|2017-03-19 20:04:00 Spitfire buying / selling|
OK, you have finally made the decision to sell off one of your prized Triumphs. You consider using an online auction, but think the fees are too high, or don’t want the hassle. You decide to use any one of hundreds of online classified ad sites, like the one offered by the magazine. You take several photographs and post them to a web site for easy viewing. You fill out the online form to offer your car for sale at a fair price, and sit back and wait for offers.
You start getting email inquiries of the general nature for good-hearted folk interested in your car. Then you receive an offer or request for “bottom dollar” or “final price”. Ok, no problem, you listed the car for $7500 but will take $6500 for it. The offer comes back from an out-of-country broker or agent representing a client who is in the market for your type of car, and sounds excited that it has finally been found.

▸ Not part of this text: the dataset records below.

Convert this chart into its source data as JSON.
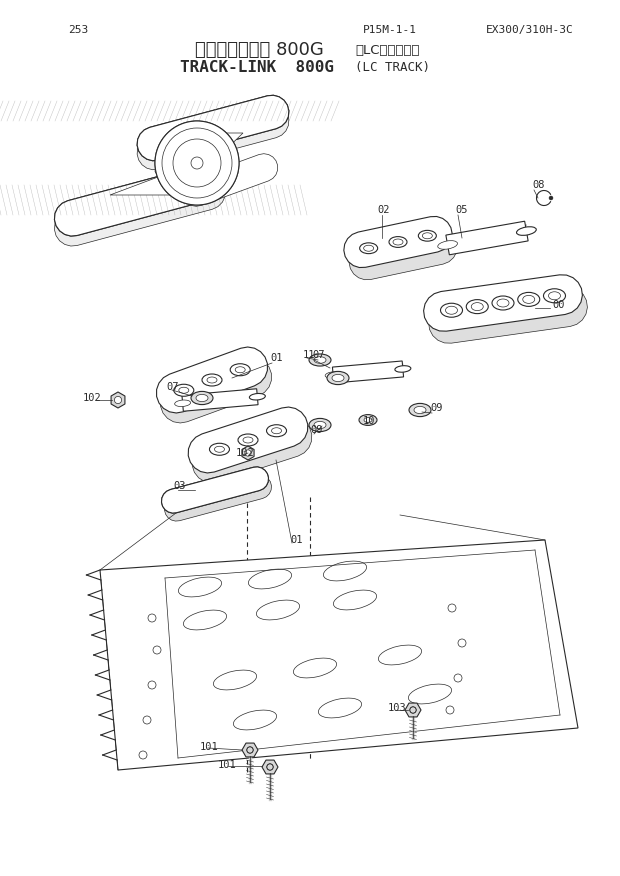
{
  "page_number": "253",
  "doc_ref": "P15M-1-1",
  "model": "EX300/310H-3C",
  "title_jp1": "トラックリンク 800G",
  "title_jp2": "（LCトラック）",
  "title_en1": "TRACK-LINK  800G",
  "title_en2": "(LC TRACK)",
  "bg": "#ffffff",
  "lc": "#2a2a2a",
  "lw": 0.8,
  "lw_thick": 1.2,
  "lw_thin": 0.5,
  "fs_label": 7.5,
  "fs_title_jp": 13,
  "fs_title_en": 11.5,
  "fs_header": 8
}
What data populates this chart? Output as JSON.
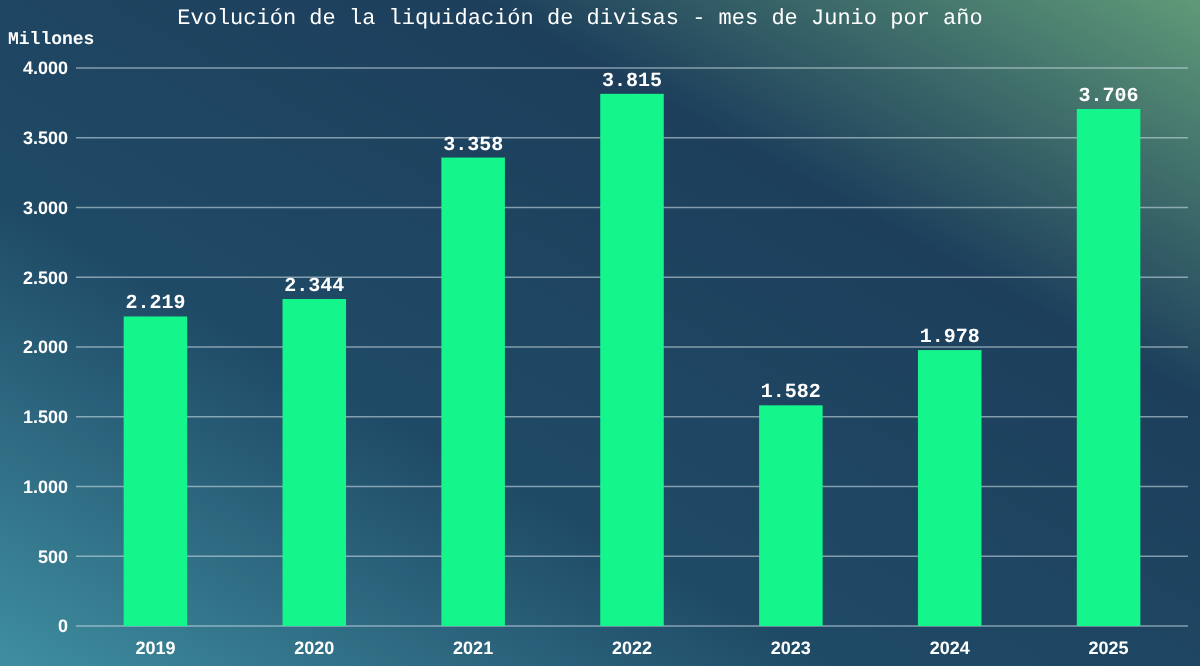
{
  "chart_data": {
    "type": "bar",
    "title": "Evolución de la liquidación de divisas - mes de Junio por año",
    "ylabel": "Millones",
    "categories": [
      "2019",
      "2020",
      "2021",
      "2022",
      "2023",
      "2024",
      "2025"
    ],
    "values": [
      2219,
      2344,
      3358,
      3815,
      1582,
      1978,
      3706
    ],
    "value_labels": [
      "2.219",
      "2.344",
      "3.358",
      "3.815",
      "1.582",
      "1.978",
      "3.706"
    ],
    "color": "#14f58c",
    "ylim": [
      0,
      4000
    ],
    "yticks": [
      {
        "value": 0,
        "label": "0"
      },
      {
        "value": 500,
        "label": "500"
      },
      {
        "value": 1000,
        "label": "1.000"
      },
      {
        "value": 1500,
        "label": "1.500"
      },
      {
        "value": 2000,
        "label": "2.000"
      },
      {
        "value": 2500,
        "label": "2.500"
      },
      {
        "value": 3000,
        "label": "3.000"
      },
      {
        "value": 3500,
        "label": "3.500"
      },
      {
        "value": 4000,
        "label": "4.000"
      }
    ],
    "grid": "y"
  }
}
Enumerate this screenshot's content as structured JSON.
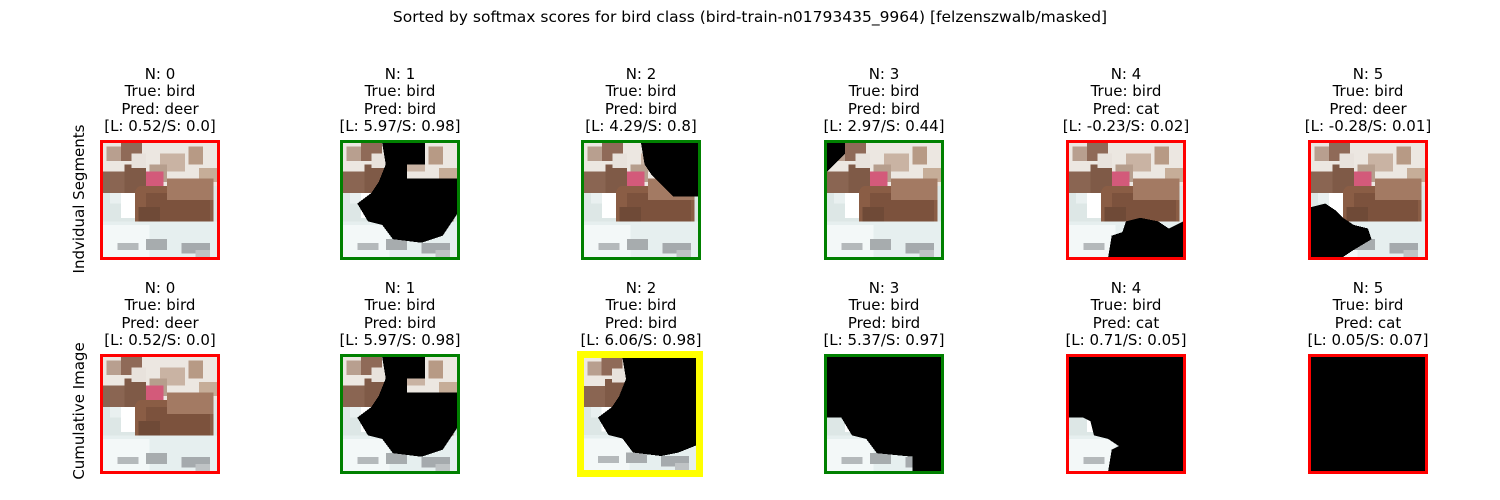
{
  "figure": {
    "title": "Sorted by softmax scores for bird class (bird-train-n01793435_9964) [felzenszwalb/masked]"
  },
  "colors": {
    "correct": "#008000",
    "incorrect": "#ff0000",
    "best": "#ffff00",
    "mask": "#000000"
  },
  "rows": [
    {
      "label": "Indvidual Segments",
      "panels": [
        {
          "n": "N: 0",
          "true_label": "True: bird",
          "pred": "Pred: deer",
          "scores": "[L: 0.52/S: 0.0]",
          "border": "incorrect",
          "mask": "none"
        },
        {
          "n": "N: 1",
          "true_label": "True: bird",
          "pred": "Pred: bird",
          "scores": "[L: 5.97/S: 0.98]",
          "border": "correct",
          "mask": "ind1"
        },
        {
          "n": "N: 2",
          "true_label": "True: bird",
          "pred": "Pred: bird",
          "scores": "[L: 4.29/S: 0.8]",
          "border": "correct",
          "mask": "ind2"
        },
        {
          "n": "N: 3",
          "true_label": "True: bird",
          "pred": "Pred: bird",
          "scores": "[L: 2.97/S: 0.44]",
          "border": "correct",
          "mask": "ind3"
        },
        {
          "n": "N: 4",
          "true_label": "True: bird",
          "pred": "Pred: cat",
          "scores": "[L: -0.23/S: 0.02]",
          "border": "incorrect",
          "mask": "ind4"
        },
        {
          "n": "N: 5",
          "true_label": "True: bird",
          "pred": "Pred: deer",
          "scores": "[L: -0.28/S: 0.01]",
          "border": "incorrect",
          "mask": "ind5"
        }
      ]
    },
    {
      "label": "Cumulative Image",
      "panels": [
        {
          "n": "N: 0",
          "true_label": "True: bird",
          "pred": "Pred: deer",
          "scores": "[L: 0.52/S: 0.0]",
          "border": "incorrect",
          "mask": "none"
        },
        {
          "n": "N: 1",
          "true_label": "True: bird",
          "pred": "Pred: bird",
          "scores": "[L: 5.97/S: 0.98]",
          "border": "correct",
          "mask": "cum1"
        },
        {
          "n": "N: 2",
          "true_label": "True: bird",
          "pred": "Pred: bird",
          "scores": "[L: 6.06/S: 0.98]",
          "border": "best",
          "mask": "cum2"
        },
        {
          "n": "N: 3",
          "true_label": "True: bird",
          "pred": "Pred: bird",
          "scores": "[L: 5.37/S: 0.97]",
          "border": "correct",
          "mask": "cum3"
        },
        {
          "n": "N: 4",
          "true_label": "True: bird",
          "pred": "Pred: cat",
          "scores": "[L: 0.71/S: 0.05]",
          "border": "incorrect",
          "mask": "cum4"
        },
        {
          "n": "N: 5",
          "true_label": "True: bird",
          "pred": "Pred: cat",
          "scores": "[L: 0.05/S: 0.07]",
          "border": "incorrect",
          "mask": "full"
        }
      ]
    }
  ]
}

The broker informs you that the money will be sent by express courier service, such as FedEx or UPS, and when the cashier’s check is received, you will be informed how to proceed with document and car transfer. While waiting for the cashier’s check, or after the check arrives, the broker informs you that either the foreign buyer has a returned cashiers check for slightly more than agreed, or his secretary has sent a cashiers check for more than agreed, purely by accident, and a simple solution is offered. The broker suggests that you deposit the cashiers check into your bank account, and wire or send the overage to a shipping agent near the coast along with the title and Bill of Sale for the car. The shipping agent will arrange to pick up your car and ship it to the out-of-country broker, and the shipping fees will be covered by the overage you send. The buyer even suggests you wait till the cashiers check clears before wiring the money. Good deal right? WRONG!
You have just been taken by a new twist to an old game. COUNTERFEIT Cashier’s checks. The cashier’s check is an elaborate counterfeit and it takes the bank longer than usual to discover the fake. The seller thinks they have received a good check and send out the “extra” cash. A few days to a few weeks later the bank notifies the seller the cashier’s check is a counterfeit and removes the check amount from the seller’s account. The seller has lost the “extra” cash. The broker and/or foreign buyer were never interested in your car in the first place. They were only interested in scamming you out of several thousand dollars.
Can you protect yourself against this? YES, by being an informed seller. First, never accept a check for more than the agreed amount. If the deal sounds too good to be true, it probably is! Second, be prepared to seek assistance in the transaction. Most international transactions for goods involve a middle man, a neutral party to act as escrow and confirm that both the payment and the item being sold are legitimate. They charge a fee for their service, but the extra protection is well worth it.
What if the buyer suggests to use an escrow service he is familiar with? That sounds safe, doesn’t it? DON’T DO IT! Another scam being played out is fake escrow facilities or fake banks, that look legit, but take your money, or car, and run.
While we have grown accustomed to using many online services because of their ease of use, any transaction to buy or sell a vehicle should be handled in a professional way, and with trusted people. Get your local hometown bank involved. Ask them to recommend a trusted escrow service so you know you are safe. Most will offer recommendations for free to their customers, and some larger chain banks may offer the escrow service themselves. Either way, when the transaction has been completed, and you have your money in hand, and the buyer has the car in their possession, you both will be happy it was handled this way.
So these days, not only does the buyer have to protect themselves against buying items represented as “better than they really are”, the seller must protect themselves against fraud and scams. When I heard of this scam almost happening to someone I know, I was surprised and started researching it. I was even more surprised to find that this type of scam has been going on for a few years and still claims victims every month, even after being covered by many big city newspapers and two major TV networks. Either the word is not getting out to everyone, or some folks believe they are too savvy to be taken, and try to go for the “too good to be true” deal. The magazine website now displays a page warning would-be sellers to watch for scams of this nature, and soon, will provide a link to this article, and to other Scam prevention websites. This scam can happen on any classified website, and on any online auction site. Use caution and common sense on all online deals.